Ecco allora che la risposta di Pusterla diventa preziosa e importante e ci dice qualcosa su cui varrà, a mio parere, la pena di riflettere. Eccola (trovate tutto qui, in ogni caso: domande e risposte e anche il mio desiderio che escano altre puntate di questa rubrica):

L’immagine dello zoo e delle gabbie è suggestiva ma enigmatica; chi è in gabbia? Il poeta o chi non conosce la poesia e la sua capacità di scendere nel profondo di noi stessi? Perché mi sembra che la sfortuna della poesia sia anche il venir meno di una antropologia, di una profondità psichica e culturale negata, rimossa, ignorata. L’eclissi della poesia si accompagna all’affievolirsi di molte altre cose; e ogni tanto, quando riesco a non essere troppo negativo, ho l’impressione che la parola, la pratica della parola poetica, mi renda più libero, più padrone di me e più capace di leggere il mondo. Allora: chi è in gabbia?
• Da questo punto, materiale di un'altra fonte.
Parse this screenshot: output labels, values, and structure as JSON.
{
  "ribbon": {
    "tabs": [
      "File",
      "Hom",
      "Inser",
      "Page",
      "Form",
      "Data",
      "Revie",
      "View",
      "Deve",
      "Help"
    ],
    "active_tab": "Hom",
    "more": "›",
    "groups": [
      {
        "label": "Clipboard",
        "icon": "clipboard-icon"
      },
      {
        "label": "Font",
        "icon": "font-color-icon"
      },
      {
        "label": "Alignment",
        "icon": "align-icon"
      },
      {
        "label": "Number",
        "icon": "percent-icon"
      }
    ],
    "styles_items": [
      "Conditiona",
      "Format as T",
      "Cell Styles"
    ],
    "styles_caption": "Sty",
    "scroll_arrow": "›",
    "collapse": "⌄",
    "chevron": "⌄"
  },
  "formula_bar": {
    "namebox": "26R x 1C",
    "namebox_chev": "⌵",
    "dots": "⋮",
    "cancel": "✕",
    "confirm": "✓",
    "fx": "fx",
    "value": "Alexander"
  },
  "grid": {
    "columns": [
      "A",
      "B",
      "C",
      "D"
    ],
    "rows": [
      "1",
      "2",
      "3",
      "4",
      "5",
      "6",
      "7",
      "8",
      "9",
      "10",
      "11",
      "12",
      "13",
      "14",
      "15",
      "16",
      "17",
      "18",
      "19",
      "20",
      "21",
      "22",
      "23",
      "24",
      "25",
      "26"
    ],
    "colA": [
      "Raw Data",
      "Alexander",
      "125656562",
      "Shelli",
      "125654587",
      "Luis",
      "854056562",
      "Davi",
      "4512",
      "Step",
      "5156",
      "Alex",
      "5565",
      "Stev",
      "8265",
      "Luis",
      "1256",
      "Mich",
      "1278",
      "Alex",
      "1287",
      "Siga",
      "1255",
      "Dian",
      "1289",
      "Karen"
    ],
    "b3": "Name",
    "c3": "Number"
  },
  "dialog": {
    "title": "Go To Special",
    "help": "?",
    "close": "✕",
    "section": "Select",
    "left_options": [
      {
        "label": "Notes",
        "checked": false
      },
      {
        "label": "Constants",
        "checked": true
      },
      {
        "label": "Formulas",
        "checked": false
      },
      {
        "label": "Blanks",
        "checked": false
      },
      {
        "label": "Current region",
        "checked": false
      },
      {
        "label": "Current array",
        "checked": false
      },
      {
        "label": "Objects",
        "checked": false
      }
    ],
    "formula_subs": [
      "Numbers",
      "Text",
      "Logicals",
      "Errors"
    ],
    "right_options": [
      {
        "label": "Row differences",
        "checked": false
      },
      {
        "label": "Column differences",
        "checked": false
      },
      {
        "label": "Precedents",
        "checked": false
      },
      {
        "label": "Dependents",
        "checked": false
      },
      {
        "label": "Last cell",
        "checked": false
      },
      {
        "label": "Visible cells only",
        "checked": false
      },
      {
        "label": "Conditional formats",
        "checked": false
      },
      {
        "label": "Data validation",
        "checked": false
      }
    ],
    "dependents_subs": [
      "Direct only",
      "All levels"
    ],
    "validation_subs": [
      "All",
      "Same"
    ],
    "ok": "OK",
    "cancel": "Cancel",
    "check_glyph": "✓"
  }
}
Ecco, ho finito. Se non che, a proposito di poeti e di gabbia, non mi pare bello lasciarvi senza citarne uno, uno dei più giovani e belli e liberi e incomprensibili che la storia della letteratura ci abbia regalato (lui, a scuola, ha sempre successo, suscita ancora domande: lo sguardo stupito dei miei studenti, da sempre suoi coetanei, lo insegue da decenni di lontananza e non lo raggiunge mai). Sono infatti uscite le opere di Arthur Rimbaud, poeta, in una nuova traduzione in italiano. Mi pare un libro importante, ve lo consiglio, soprattutto se da tanti anni non leggete poesie, se le avete lette solo a scuola, se ve le siete dimenticate tutte. Qui ne trovate alcuni esempi, con alcune osservazioni importanti della traduttrice. Vi consiglio la terza, in particolare, quella che inizia così: Ho abbracciato l’alba d’estate… È una «illuminazione» meravigliosa, una scheggia impazzita di luce ben difficile da dimenticare. Ma vi consiglio tutto il libro, sinceramente. Potrebbe essere il vostro modo di aprire la gabbia di quel ragazzo poeta francese appena diciassettenne, rimasto troppo a lungo chiuso là dentro. O forse, invece, si trattava di aprire la vostra, di gabbia, non mi ricordo più.